C’est l’heure d’éteindre les frontales et de faire une première photo alors que mes camarades de jeux s’éloignent, je loupe une balise en voulant ranger le matos et perd 1mn à me rendre compte, réfléchir et revenir sur la trace…vraiment bête. Ceci dis, la suite, c’est plusieurs km de descente facile pour rejoindre Beaufort sur Gervanne : j’accélère un peu et les rejoins progressivement puis les double en conservant mon rythme jusqu’en bas. Il fait désormais jour quand nous grimpons sous les vieux murs de Beaufort que nous traversons tranquillement. Les km passent sans effort sur ces parties faciles, une petite plongée sur le village de Vaugelas et une remontée progressive plus loin, nous atteignons le ravito de Montclar sur Gervanne.

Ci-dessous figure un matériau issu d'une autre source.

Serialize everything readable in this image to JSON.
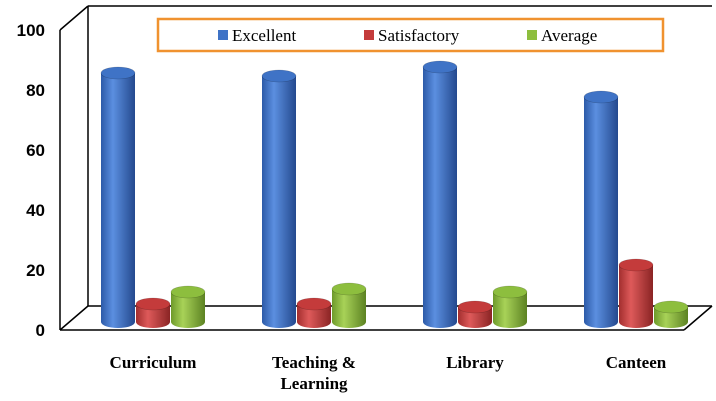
{
  "chart_data": {
    "type": "bar",
    "categories": [
      [
        "Curriculum"
      ],
      [
        "Teaching &",
        "Learning"
      ],
      [
        "Library"
      ],
      [
        "Canteen"
      ]
    ],
    "series": [
      {
        "name": "Excellent",
        "values": [
          83,
          82,
          85,
          75
        ],
        "color": "#3F73C6"
      },
      {
        "name": "Satisfactory",
        "values": [
          6,
          6,
          5,
          19
        ],
        "color": "#C43B3B"
      },
      {
        "name": "Average",
        "values": [
          10,
          11,
          10,
          5
        ],
        "color": "#8DBE3E"
      }
    ],
    "yticks": [
      "0",
      "20",
      "40",
      "60",
      "80",
      "100"
    ],
    "ylim": [
      0,
      100
    ],
    "grid": false,
    "legend_position": "top",
    "legend_border_color": "#F0922F"
  }
}
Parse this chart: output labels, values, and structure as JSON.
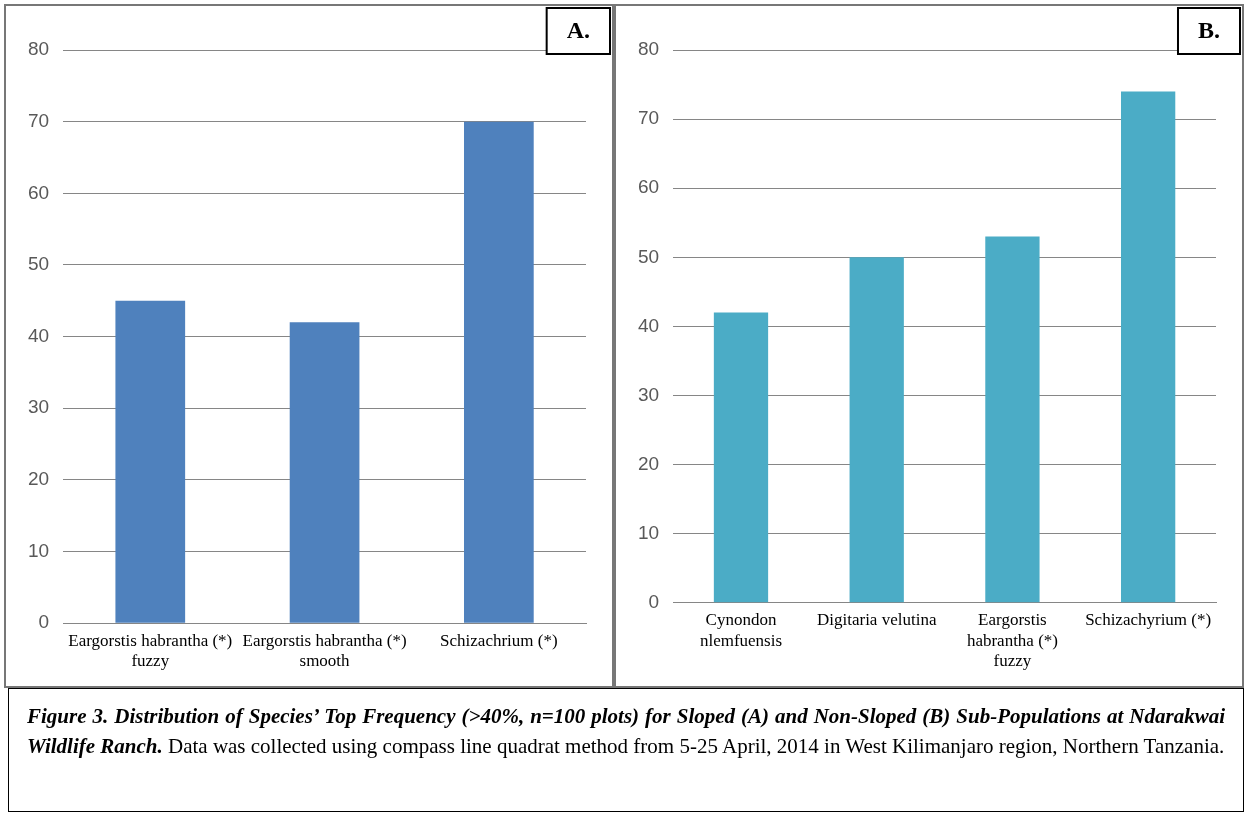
{
  "chart_data": [
    {
      "type": "bar",
      "title": "A.",
      "categories": [
        "Eargorstis habrantha (*) fuzzy",
        "Eargorstis habrantha (*) smooth",
        "Schizachrium (*)"
      ],
      "values": [
        45,
        42,
        70
      ],
      "color": "#4f81bd",
      "ylim": [
        0,
        80
      ],
      "yticks": [
        0,
        10,
        20,
        30,
        40,
        50,
        60,
        70,
        80
      ],
      "grid": "y"
    },
    {
      "type": "bar",
      "title": "B.",
      "categories": [
        "Cynondon nlemfuensis",
        "Digitaria velutina",
        "Eargorstis habrantha (*) fuzzy",
        "Schizachyrium (*)"
      ],
      "values": [
        42,
        50,
        53,
        74
      ],
      "color": "#4bacc6",
      "ylim": [
        0,
        80
      ],
      "yticks": [
        0,
        10,
        20,
        30,
        40,
        50,
        60,
        70,
        80
      ],
      "grid": "y"
    },
    {
      "type": "other",
      "annotations": [
        "Figure 3. Distribution of Species’ Top Frequency (>40%, n=100 plots) for Sloped (A) and Non-Sloped (B) Sub-Populations at Ndarakwai Wildlife Ranch.",
        "Data was collected using compass line quadrat method from 5-25 April, 2014 in West Kilimanjaro region, Northern Tanzania."
      ]
    }
  ]
}
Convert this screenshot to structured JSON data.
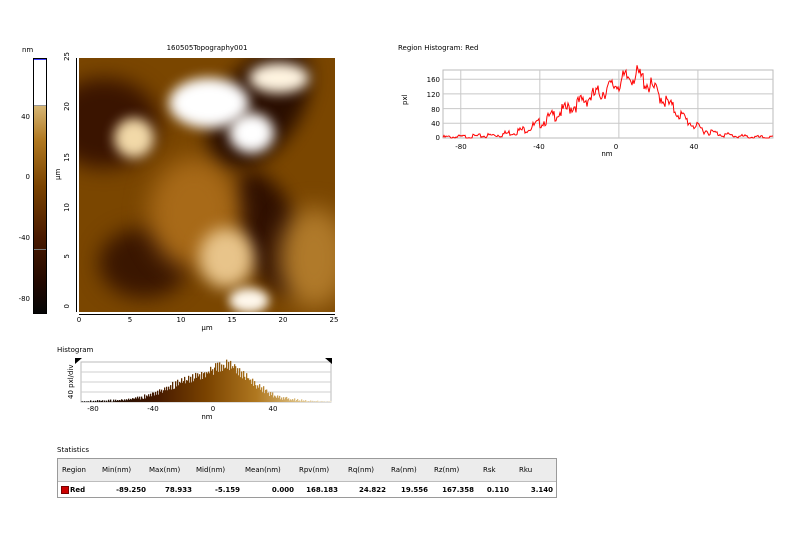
{
  "colorbar": {
    "unit": "nm",
    "ticks": [
      "40",
      "0",
      "-40",
      "-80"
    ]
  },
  "topography": {
    "title": "160505Topography001",
    "y_axis_label": "µm",
    "x_axis_label": "µm",
    "y_ticks": [
      "25",
      "20",
      "15",
      "10",
      "5",
      "0"
    ],
    "x_ticks": [
      "0",
      "5",
      "10",
      "15",
      "20",
      "25"
    ]
  },
  "region_histogram": {
    "title": "Region Histogram: Red",
    "ylabel": "pxl",
    "xlabel": "nm",
    "y_ticks": [
      "160",
      "120",
      "80",
      "40",
      "0"
    ],
    "x_ticks": [
      "-80",
      "-40",
      "0",
      "40"
    ],
    "line_color": "#ff0000"
  },
  "histogram": {
    "title": "Histogram",
    "ylabel": "40 pxl/div",
    "xlabel": "nm",
    "x_ticks": [
      "-80",
      "-40",
      "0",
      "40"
    ]
  },
  "statistics": {
    "title": "Statistics",
    "headers": [
      "Region",
      "Min(nm)",
      "Max(nm)",
      "Mid(nm)",
      "Mean(nm)",
      "Rpv(nm)",
      "Rq(nm)",
      "Ra(nm)",
      "Rz(nm)",
      "Rsk",
      "Rku"
    ],
    "row": [
      "Red",
      "-89.250",
      "78.933",
      "-5.159",
      "0.000",
      "168.183",
      "24.822",
      "19.556",
      "167.358",
      "0.110",
      "3.140"
    ]
  },
  "chart_data": [
    {
      "type": "line",
      "title": "Region Histogram: Red",
      "xlabel": "nm",
      "ylabel": "pxl",
      "xlim": [
        -89,
        78
      ],
      "ylim": [
        0,
        185
      ],
      "series": [
        {
          "x": [
            -89,
            -80,
            -70,
            -60,
            -50,
            -45,
            -40,
            -35,
            -30,
            -25,
            -20,
            -15,
            -10,
            -5,
            0,
            5,
            8,
            10,
            12,
            15,
            20,
            25,
            30,
            35,
            40,
            45,
            50,
            55,
            60,
            65,
            70,
            78
          ],
          "values": [
            2,
            3,
            5,
            9,
            20,
            28,
            40,
            55,
            70,
            82,
            95,
            110,
            122,
            135,
            150,
            165,
            172,
            168,
            160,
            145,
            120,
            92,
            68,
            45,
            28,
            18,
            12,
            8,
            5,
            3,
            2,
            1
          ]
        }
      ]
    },
    {
      "type": "bar",
      "title": "Histogram",
      "xlabel": "nm",
      "ylabel": "40 pxl/div",
      "xlim": [
        -89,
        78
      ],
      "series": [
        {
          "x": [
            -89,
            -80,
            -70,
            -60,
            -50,
            -45,
            -40,
            -35,
            -30,
            -25,
            -20,
            -15,
            -10,
            -5,
            0,
            5,
            8,
            10,
            12,
            15,
            20,
            25,
            30,
            35,
            40,
            45,
            50,
            55,
            60,
            65,
            70,
            78
          ],
          "values": [
            2,
            3,
            5,
            9,
            20,
            28,
            40,
            55,
            70,
            82,
            95,
            110,
            122,
            135,
            150,
            165,
            172,
            168,
            160,
            145,
            120,
            92,
            68,
            45,
            28,
            18,
            12,
            8,
            5,
            3,
            2,
            1
          ]
        }
      ]
    }
  ]
}
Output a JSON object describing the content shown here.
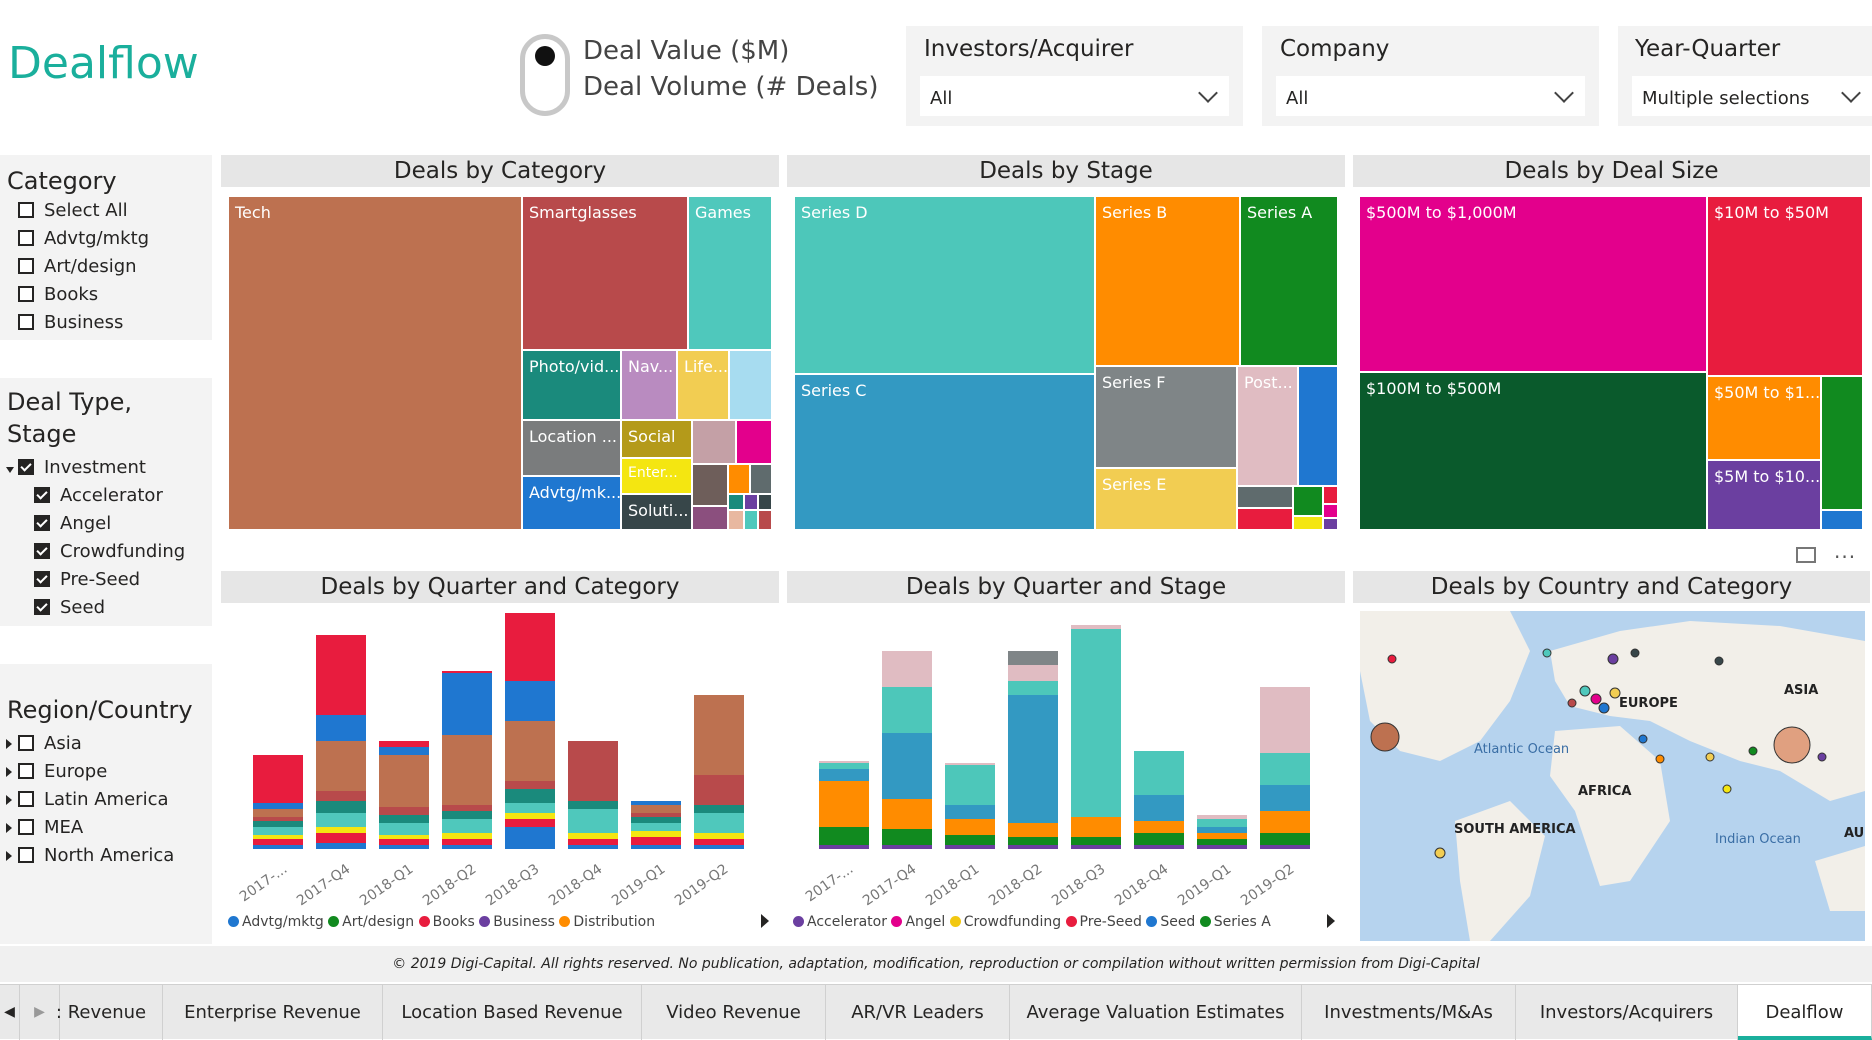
{
  "title": "Dealflow",
  "toggle": {
    "option1": "Deal Value ($M)",
    "option2": "Deal Volume (# Deals)"
  },
  "slicers": [
    {
      "title": "Investors/Acquirer",
      "value": "All"
    },
    {
      "title": "Company",
      "value": "All"
    },
    {
      "title": "Year-Quarter",
      "value": "Multiple selections"
    }
  ],
  "category_panel": {
    "title": "Category",
    "items": [
      "Select All",
      "Advtg/mktg",
      "Art/design",
      "Books",
      "Business"
    ]
  },
  "dealtype_panel": {
    "title_line1": "Deal Type,",
    "title_line2": "Stage",
    "parent": "Investment",
    "items": [
      "Accelerator",
      "Angel",
      "Crowdfunding",
      "Pre-Seed",
      "Seed"
    ]
  },
  "region_panel": {
    "title": "Region/Country",
    "items": [
      "Asia",
      "Europe",
      "Latin America",
      "MEA",
      "North America"
    ]
  },
  "visuals": {
    "deals_by_category": {
      "title": "Deals by Category",
      "labels": [
        "Tech",
        "Smartglasses",
        "Games",
        "Photo/vid...",
        "Nav...",
        "Life...",
        "Location ...",
        "Social",
        "Advtg/mk...",
        "Enter...",
        "Soluti..."
      ]
    },
    "deals_by_stage": {
      "title": "Deals by Stage",
      "labels": [
        "Series D",
        "Series B",
        "Series A",
        "Series C",
        "Series F",
        "Post...",
        "Series E"
      ]
    },
    "deals_by_size": {
      "title": "Deals by Deal Size",
      "labels": [
        "$500M to $1,000M",
        "$10M to $50M",
        "$100M to $500M",
        "$50M to $1...",
        "$5M to $10..."
      ]
    },
    "quarter_category": {
      "title": "Deals by Quarter and Category",
      "quarters": [
        "2017-...",
        "2017-Q4",
        "2018-Q1",
        "2018-Q2",
        "2018-Q3",
        "2018-Q4",
        "2019-Q1",
        "2019-Q2"
      ],
      "legend": [
        {
          "name": "Advtg/mktg",
          "color": "#1f77d0"
        },
        {
          "name": "Art/design",
          "color": "#118a1f"
        },
        {
          "name": "Books",
          "color": "#e81c3e"
        },
        {
          "name": "Business",
          "color": "#6b3fa0"
        },
        {
          "name": "Distribution",
          "color": "#ff8c00"
        }
      ]
    },
    "quarter_stage": {
      "title": "Deals by Quarter and Stage",
      "quarters": [
        "2017-...",
        "2017-Q4",
        "2018-Q1",
        "2018-Q2",
        "2018-Q3",
        "2018-Q4",
        "2019-Q1",
        "2019-Q2"
      ],
      "legend": [
        {
          "name": "Accelerator",
          "color": "#6b3fa0"
        },
        {
          "name": "Angel",
          "color": "#e3008c"
        },
        {
          "name": "Crowdfunding",
          "color": "#f2c811"
        },
        {
          "name": "Pre-Seed",
          "color": "#e81c3e"
        },
        {
          "name": "Seed",
          "color": "#1f77d0"
        },
        {
          "name": "Series A",
          "color": "#118a1f"
        }
      ]
    },
    "map": {
      "title": "Deals by Country and Category",
      "labels": [
        "ASIA",
        "EUROPE",
        "Atlantic Ocean",
        "AFRICA",
        "SOUTH AMERICA",
        "Indian Ocean",
        "AU"
      ]
    }
  },
  "footer": "© 2019 Digi-Capital. All rights reserved. No publication, adaptation, modification, reproduction or compilation without written permission from Digi-Capital",
  "tabs": [
    ": Revenue",
    "Enterprise Revenue",
    "Location Based Revenue",
    "Video Revenue",
    "AR/VR Leaders",
    "Average Valuation Estimates",
    "Investments/M&As",
    "Investors/Acquirers",
    "Dealflow"
  ]
}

Samedi 13 mai 07h28: Montclar sur Gervanne
22ème, 23ème & 24ème en 18 secondes (le pointage était bon) : Montclar ; c’est 18km pour aller à Saillans, la première grosse difficulté qui se profile à l’horizon donc tout simplement l’heure de bien se ravitailler. 7h de course et le tiers facile de fait, la route est encore très longue…Elle commence par une remise en route facile puis une descente dans un vallon ou court un ruisseau que nous arrivons à enjamber difficilement sans trop se mouiller les pieds. Nous attaquons une bosse pas trop raide : 300mD+ en 2,2km avec quelques à-coups, on a vu plus dur ! Pas trop dur normalement mais le terrain étant très gras ; c’est laborieux, c’est des baskets qui changent de couleurs, c’est les pieds qui glissent en arrière au moment de prendre appui, c’est de l’énergie dépensée en surplus juste quand il faudrait bien gérer. Tellement glissant que le grand décide de sortir ses bâtons. On le distance un peu et arrivé au point haut, nous faisons une mini pause de récup avec Stéphane pour l’attendre. Nous atteignons juste ensuite le col de Pourcheton où je prends le temps de faire un cliché panoramique puisque le panorama est sublime dans une belle lumière chaude du matin : en plans successifs, on peut voir les difficultés à suivre jusqu’au soir : sublime.
(de gauche à droite au second plan : La montée des Essarts derrière les arbres ; au milieu les Rôchers de Cresta ; à droite le synclinal des 3 becs))
S’en suit une descente que je connais bien, le passage d’un petit col et une plongée pour atteindre un ruisseau qui marquera le début de la montée des Essarts : Le ruisseau de Chaudenage, un nom que j’ai recherché sur une carte que je n’aurais jamais cherché en temps normal. Mais le temps/météo n’était pas normal ces jours précédents et le niveau d’eau est très élevé ; c’est donc de l’eau jusqu’aux chevilles que nous le traversons et les pieds sont trempés : bof …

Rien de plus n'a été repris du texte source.